Раздается звонок в дверь, длинный громкий звук пронзает мое тело. Я кладу нож в карман, глубоко вдыхаю. Собираюсь с силами, иду к двери и наклоняюсь к глазку. Она смотрит прямо на меня. Тонкие губы растянуты в улыбке. Выглядит так, будто она смеется надо мной. «Я знаю, что ты там», – говорит ее взгляд. Губы накрашены, она одета в блузку и брюки. На узком плече висит небольшая сумочка. Выглядит, как и полагается бизнес-леди, которой она умудрилась стать. В сумочке у нее, конечно, оружие, но она меньше и слабее меня. Набралась смелости прийти сюда! Она еще пожалеет…

Когда я открываю дверь, она сжимает ремешок сумки.

– Мариам Линд, – говорю я. – Добро пожаловать!

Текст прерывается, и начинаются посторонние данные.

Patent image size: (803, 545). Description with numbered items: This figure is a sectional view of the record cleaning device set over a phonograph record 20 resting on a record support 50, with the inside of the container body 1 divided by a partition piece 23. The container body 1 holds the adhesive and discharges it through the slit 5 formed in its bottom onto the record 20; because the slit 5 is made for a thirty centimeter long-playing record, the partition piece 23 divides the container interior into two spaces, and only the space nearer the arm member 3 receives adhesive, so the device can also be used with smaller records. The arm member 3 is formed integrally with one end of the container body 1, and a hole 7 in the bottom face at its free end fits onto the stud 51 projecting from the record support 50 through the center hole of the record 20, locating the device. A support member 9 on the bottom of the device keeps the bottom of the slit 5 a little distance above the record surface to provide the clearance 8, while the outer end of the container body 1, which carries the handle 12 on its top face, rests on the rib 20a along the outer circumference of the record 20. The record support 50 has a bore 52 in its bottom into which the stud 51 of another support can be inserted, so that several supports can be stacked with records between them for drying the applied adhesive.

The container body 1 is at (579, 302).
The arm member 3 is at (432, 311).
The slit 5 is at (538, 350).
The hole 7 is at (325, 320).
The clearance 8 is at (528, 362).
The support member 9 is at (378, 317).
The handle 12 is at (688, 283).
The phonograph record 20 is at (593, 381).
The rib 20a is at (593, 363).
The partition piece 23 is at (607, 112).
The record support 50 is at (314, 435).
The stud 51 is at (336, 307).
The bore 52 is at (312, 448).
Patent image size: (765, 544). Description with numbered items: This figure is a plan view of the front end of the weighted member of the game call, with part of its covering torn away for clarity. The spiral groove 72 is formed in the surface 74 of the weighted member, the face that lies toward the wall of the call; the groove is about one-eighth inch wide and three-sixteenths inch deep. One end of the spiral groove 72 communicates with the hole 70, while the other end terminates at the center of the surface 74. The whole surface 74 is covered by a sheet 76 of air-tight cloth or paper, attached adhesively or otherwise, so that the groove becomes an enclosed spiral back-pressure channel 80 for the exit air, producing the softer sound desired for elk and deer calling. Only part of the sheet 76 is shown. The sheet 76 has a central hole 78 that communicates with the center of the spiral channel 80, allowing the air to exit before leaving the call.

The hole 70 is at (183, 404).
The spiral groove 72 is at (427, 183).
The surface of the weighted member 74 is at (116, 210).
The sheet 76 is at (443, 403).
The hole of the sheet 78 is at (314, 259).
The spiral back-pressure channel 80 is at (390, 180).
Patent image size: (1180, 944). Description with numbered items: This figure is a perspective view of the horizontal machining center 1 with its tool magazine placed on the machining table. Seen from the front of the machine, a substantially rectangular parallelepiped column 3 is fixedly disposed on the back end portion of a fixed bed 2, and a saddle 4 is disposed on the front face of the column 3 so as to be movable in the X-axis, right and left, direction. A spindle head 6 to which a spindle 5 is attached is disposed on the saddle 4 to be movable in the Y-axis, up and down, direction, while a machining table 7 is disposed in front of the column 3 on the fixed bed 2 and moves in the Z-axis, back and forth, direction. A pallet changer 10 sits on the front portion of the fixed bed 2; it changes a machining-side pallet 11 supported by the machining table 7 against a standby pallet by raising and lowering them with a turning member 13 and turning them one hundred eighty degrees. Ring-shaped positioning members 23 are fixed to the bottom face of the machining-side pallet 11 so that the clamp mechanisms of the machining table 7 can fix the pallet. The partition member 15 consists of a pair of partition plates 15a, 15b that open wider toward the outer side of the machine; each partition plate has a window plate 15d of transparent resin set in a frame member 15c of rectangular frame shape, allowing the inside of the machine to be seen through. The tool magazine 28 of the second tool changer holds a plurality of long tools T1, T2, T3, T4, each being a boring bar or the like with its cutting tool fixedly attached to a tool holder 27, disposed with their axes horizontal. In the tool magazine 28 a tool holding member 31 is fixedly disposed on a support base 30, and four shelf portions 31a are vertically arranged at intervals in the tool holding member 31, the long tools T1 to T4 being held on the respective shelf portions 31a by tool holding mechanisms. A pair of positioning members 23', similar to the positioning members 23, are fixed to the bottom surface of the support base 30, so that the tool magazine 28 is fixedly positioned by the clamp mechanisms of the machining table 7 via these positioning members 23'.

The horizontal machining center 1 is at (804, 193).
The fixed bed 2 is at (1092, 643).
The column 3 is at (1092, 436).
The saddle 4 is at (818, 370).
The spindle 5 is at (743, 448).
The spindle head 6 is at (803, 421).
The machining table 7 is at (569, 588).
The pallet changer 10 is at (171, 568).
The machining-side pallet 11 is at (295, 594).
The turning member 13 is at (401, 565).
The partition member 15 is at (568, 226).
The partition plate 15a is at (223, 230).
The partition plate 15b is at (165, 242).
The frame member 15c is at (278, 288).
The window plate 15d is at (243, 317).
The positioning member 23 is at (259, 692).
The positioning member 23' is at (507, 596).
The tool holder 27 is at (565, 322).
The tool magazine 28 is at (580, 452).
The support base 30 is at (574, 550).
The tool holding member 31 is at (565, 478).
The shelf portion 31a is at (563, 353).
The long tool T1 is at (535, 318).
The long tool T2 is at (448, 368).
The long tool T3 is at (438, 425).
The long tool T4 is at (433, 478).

Кланяюсь и впускаю ее внутрь.

Не снимая обуви, она проходит, садится на край дивана и оглядывает мою квартиру.

– Пустовато тут у вас.

– Мне хватает.

Мариам Линд пристально смотрит на меня.

– Я была в тюрьме у Эгиля, – говорит она. – Сегодня.

Я жду, что она скажет что-нибудь еще. Рано или поздно это должно было случиться – она должна была выяснить, что я про нее знаю. Значит, все эти дни она торчала в Олесунне. Возможно, именно там спрятала свою дочь – точнее, ее труп. А сейчас она сглупила, придя сюда. Думает, будто сможет напасть на меня так, как напала на Аниту, ударить меня по затылку…

– Вот как, – нарушаю я молчание. – От меня привет передали?

– Он велел мне поскорее ехать сюда. Когда я рассказала ему о ключе.

Она держит в руках цепочку с золотым ключиком. Он раскачивается из стороны в сторону, как маятник.

– Он лежал в шкатулке Ибен.

Я киваю.

– И чего вы от меня хотите?

Жесткость и холод исчезают из ее глаз, они становятся блеклыми. Мариам Линд смотрит на меня, внезапно в ее взгляде появляется мольба.

– Где Ибен? – спрашивает она. – Пожалуйста, дайте мне ее увидеть!